One Sunday morning Josephine did her finest act of defiance against a world that was too often cruel and mocking. It happened of all places in the church she loved. Saint Mary's Mission in Doon's northeast corner. Father Buckholtz was priest and he was known as a somewhat grumpy fellow. Her little balled fist of a gesture may have been directed at Father Buckholtz, or maybe in protest against her not being asked to play the organ but told expressly not too. In may have been something else. Each Sunday morning she would sneak up into the loft where the organ was and she would go through the motions of playing but not really. That heroic morning Josephine did her finest playing.
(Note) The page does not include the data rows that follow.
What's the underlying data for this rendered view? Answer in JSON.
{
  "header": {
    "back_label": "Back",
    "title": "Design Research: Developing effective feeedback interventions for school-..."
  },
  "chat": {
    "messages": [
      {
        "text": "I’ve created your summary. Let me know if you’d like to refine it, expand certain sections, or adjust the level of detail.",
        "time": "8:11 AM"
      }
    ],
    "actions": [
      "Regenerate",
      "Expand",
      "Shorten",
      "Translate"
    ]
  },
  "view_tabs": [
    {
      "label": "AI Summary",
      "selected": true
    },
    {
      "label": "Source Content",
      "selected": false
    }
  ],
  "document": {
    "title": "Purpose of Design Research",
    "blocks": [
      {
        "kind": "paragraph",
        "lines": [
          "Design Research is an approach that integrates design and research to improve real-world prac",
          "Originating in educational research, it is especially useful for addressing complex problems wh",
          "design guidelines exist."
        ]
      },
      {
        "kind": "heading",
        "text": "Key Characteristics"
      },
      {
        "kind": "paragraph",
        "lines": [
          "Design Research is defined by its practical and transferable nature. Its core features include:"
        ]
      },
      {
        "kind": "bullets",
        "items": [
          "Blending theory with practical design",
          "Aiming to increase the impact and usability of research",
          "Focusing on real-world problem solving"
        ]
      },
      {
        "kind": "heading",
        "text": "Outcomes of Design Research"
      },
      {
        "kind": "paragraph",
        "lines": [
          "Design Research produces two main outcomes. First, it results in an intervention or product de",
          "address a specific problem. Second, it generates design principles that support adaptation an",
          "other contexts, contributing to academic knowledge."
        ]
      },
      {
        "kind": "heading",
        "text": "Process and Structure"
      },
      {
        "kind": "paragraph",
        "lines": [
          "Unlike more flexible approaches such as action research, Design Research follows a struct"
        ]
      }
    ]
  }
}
She pumped hard, pulled out all the stops and right in the middle of grumpy old Father Buckholtz' mass, she played "Yankee Doodle." There was horror below in the sanctuary, but in heaven the angels must have laughed lustily, and no doubt even today that oldie is dusted off with. "Did you hear this one from down on earth...?" She was the talk of the town.
Some months before she died she was again the talk of the town. A rumor surfaced in Doon. Josephine Schultz has taken to drink. At first she took the Great Northern train to Alvord to get her store secretly. Later she openly sat in a rear booth at August Kahl's Corner Cafe and with the raising of a silent finger ordered yet another beer. Most folks thought it was 'just awful.' A silent few knew it was Josephine's way of coping with her terminal illness and final loneliness.
She was found one gold and blue day in October in the year 1947. She was found ill to death in her tiny home with rooms stacked to nearly the ceiling with boxes of all sorts. She died a day or two later in the hospital in Rock Rapids.
Mention her name even today and Doon's older residents remember. They remember and each has a Josephine Schultz story to tell. They remember with a sign of regret and a wish that they had been a little kinder to her.